C’est le premier enseignement de cette typologie : chaque plateforme propose une politique de la visibilité spécifique et cette diversité permet aux utilisateurs de jouer leur identité sur des registres différents. Si l’utilisateur peut avoir un intérêt pratique à fédérer ses multiples facettes, en revanche il est peu probable qu’il souhaite partager avec d’autres son puzzle identitaire recomposé. Par ailleurs, à trop vouloir garantir, certifier et assurer la confiance dans le « réalisme » de l’identité, on néglige le fait que, dans beaucoup de contextes et souvent dans les plus dynamiques d’entre eux, les personnes n’aient pas envie d’être elles-mêmes. Cette typologie s’appuie sur l’idée que dans la présentation qu’ils sont amenés à faire sur Internet, les individus, différemment selon les plateformes, contrôlent la distance à soi qu’ils exhibent à travers leur identité numérique. Dans la partie haute de notre carte, ils sont amenés à être le plus réalistes possible et à transporter dans leur identité numérique les caractéristiques qui les décrivent le mieux dans leur vie réelle, amicale ou professionnelle. En revanche, dans la partie basse, il leur est loisible de prendre beaucoup plus de liberté en dissimulant certains traits de leur identité sociale ordinaire et en accusant ou projetant d’autres traits avec une coloration particulièrement accentuée. Ce constat invite à ne pas considérer la question de l’identité sur Internet sous le seul angle de la multiplicité des facettes de l’individu, celui-ci disposant d’un portefeuille de rôles au sein duquel il aurait à arbitrer selon les contextes. En fait, ces diverses identités n’ont rien de comparable et de substituable. Elles témoignent de profondeurs différentes dans le rapport à soi que les individus souhaitent exhiber sur le web. De sorte que la question de la distance au réel peut se révéler être un critère d’arbitrage beaucoup plus important pour les personnes que le choix d’une facette identitaire.

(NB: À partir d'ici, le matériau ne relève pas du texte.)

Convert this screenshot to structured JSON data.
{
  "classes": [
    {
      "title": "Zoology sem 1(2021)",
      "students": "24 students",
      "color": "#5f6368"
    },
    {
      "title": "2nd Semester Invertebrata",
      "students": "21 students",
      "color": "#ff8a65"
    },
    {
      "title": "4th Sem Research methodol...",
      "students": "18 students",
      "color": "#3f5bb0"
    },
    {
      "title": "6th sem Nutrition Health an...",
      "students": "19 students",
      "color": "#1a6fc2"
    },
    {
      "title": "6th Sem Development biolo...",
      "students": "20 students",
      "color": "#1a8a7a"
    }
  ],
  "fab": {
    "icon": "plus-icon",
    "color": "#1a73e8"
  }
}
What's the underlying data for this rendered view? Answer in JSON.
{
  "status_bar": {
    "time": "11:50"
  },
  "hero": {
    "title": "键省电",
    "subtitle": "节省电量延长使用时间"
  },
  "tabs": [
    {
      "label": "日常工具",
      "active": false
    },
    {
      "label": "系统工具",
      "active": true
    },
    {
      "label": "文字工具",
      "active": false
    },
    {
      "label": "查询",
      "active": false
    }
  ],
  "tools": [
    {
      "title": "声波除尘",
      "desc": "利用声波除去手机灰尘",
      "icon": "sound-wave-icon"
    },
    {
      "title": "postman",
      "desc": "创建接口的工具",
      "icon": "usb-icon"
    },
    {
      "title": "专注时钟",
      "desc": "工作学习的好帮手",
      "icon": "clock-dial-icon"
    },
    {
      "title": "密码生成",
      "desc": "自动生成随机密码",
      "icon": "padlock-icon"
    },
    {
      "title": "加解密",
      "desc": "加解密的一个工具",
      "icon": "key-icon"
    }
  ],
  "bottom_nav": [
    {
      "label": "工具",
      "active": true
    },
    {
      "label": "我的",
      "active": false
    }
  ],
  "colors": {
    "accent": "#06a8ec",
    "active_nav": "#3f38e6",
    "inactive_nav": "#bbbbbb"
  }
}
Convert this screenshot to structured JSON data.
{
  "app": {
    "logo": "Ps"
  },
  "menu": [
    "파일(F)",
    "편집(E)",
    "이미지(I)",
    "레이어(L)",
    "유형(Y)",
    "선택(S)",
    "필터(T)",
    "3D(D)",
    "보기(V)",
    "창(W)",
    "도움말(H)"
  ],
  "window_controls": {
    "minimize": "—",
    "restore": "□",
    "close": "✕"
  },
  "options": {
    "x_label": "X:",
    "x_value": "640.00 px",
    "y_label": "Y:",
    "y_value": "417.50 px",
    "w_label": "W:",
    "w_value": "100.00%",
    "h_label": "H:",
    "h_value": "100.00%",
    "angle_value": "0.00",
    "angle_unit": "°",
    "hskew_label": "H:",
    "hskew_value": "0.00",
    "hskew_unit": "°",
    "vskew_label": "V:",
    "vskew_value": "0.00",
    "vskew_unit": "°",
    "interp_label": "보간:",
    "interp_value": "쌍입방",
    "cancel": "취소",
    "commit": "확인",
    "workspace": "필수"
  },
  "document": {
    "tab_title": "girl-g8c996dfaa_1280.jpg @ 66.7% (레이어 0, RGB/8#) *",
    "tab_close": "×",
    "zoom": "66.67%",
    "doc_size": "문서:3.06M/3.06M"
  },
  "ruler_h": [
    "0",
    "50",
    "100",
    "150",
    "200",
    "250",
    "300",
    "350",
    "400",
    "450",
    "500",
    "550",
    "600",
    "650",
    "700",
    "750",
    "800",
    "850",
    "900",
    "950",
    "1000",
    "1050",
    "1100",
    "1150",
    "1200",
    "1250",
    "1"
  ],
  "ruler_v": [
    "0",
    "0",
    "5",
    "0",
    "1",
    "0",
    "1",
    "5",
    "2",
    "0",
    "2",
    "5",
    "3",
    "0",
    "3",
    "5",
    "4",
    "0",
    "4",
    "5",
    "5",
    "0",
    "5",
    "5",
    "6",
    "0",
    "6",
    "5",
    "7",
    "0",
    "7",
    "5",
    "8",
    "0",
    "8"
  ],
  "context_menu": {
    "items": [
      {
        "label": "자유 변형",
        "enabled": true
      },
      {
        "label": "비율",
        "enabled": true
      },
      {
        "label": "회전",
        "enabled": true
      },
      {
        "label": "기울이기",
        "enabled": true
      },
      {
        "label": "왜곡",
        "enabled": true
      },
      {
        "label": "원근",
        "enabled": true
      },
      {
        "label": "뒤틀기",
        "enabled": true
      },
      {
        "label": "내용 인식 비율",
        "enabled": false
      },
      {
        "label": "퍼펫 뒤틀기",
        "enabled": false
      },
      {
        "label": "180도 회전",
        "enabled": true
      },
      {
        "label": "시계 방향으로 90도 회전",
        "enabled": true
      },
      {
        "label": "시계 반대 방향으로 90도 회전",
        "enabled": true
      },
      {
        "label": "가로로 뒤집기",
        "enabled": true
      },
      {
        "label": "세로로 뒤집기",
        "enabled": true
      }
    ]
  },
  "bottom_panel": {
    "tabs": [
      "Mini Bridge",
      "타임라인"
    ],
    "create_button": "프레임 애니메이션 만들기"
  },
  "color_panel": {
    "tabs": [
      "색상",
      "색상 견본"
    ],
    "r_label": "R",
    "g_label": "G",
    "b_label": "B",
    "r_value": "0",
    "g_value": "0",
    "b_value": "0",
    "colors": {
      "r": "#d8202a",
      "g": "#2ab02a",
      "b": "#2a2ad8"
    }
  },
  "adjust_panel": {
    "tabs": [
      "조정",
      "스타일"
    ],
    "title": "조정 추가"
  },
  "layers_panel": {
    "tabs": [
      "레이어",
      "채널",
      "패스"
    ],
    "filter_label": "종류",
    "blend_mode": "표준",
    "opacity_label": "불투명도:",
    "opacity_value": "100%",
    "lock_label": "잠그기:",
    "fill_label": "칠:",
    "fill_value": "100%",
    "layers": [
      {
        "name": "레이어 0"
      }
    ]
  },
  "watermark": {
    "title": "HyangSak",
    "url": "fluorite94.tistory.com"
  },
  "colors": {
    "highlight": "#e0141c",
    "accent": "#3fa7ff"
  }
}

2. Monde réel et monde virtuel
Une deuxième lecture invite à marquer les différences de nature entre les réseaux sociaux selon leur origine et leur trajectoire. Dans le monde du paravent, les personnes sont appariées dans le monde numérique et vérifient leur affinité dans le monde réel. Dans le modèle du clair-obscur, ceux qui se connaissaient déjà dans le monde réel enrichissent, renforcent et perpétuent leur relation par des échanges virtuels qui leur permettent aussi d’entrer en contact avec la nébuleuse des amis d’amis (principe du bonding dans les théories du capital social). Dans l’espace de forte visibilité du phare, les personnes élargissent le réseau de contacts d’amis réels à un large répertoire de personnes rencontrées sur la toile (qui peuvent occasionnellement devenir des amis dans la vraie vie). C’est le partage de goûts, de contenus et d’affinités qui se trouve au principe de cet élargissement du cercle social. Dans le monde du post-it, l’imbrication du monde réel et du monde virtuel est si fortement entremêlée et couplée que les deux univers n’ont guère de raison d’être isolés. Dans l’univers de la lanterna magica, en revanche, les relations sont d’abord et avant tout virtuelles, et ne se prolongent que rarement dans la vie réelle (même si ce type d’usage tend à se développer avec la tendance au réalisme qui s’exprime aujourd’hui dans les mondes 3D).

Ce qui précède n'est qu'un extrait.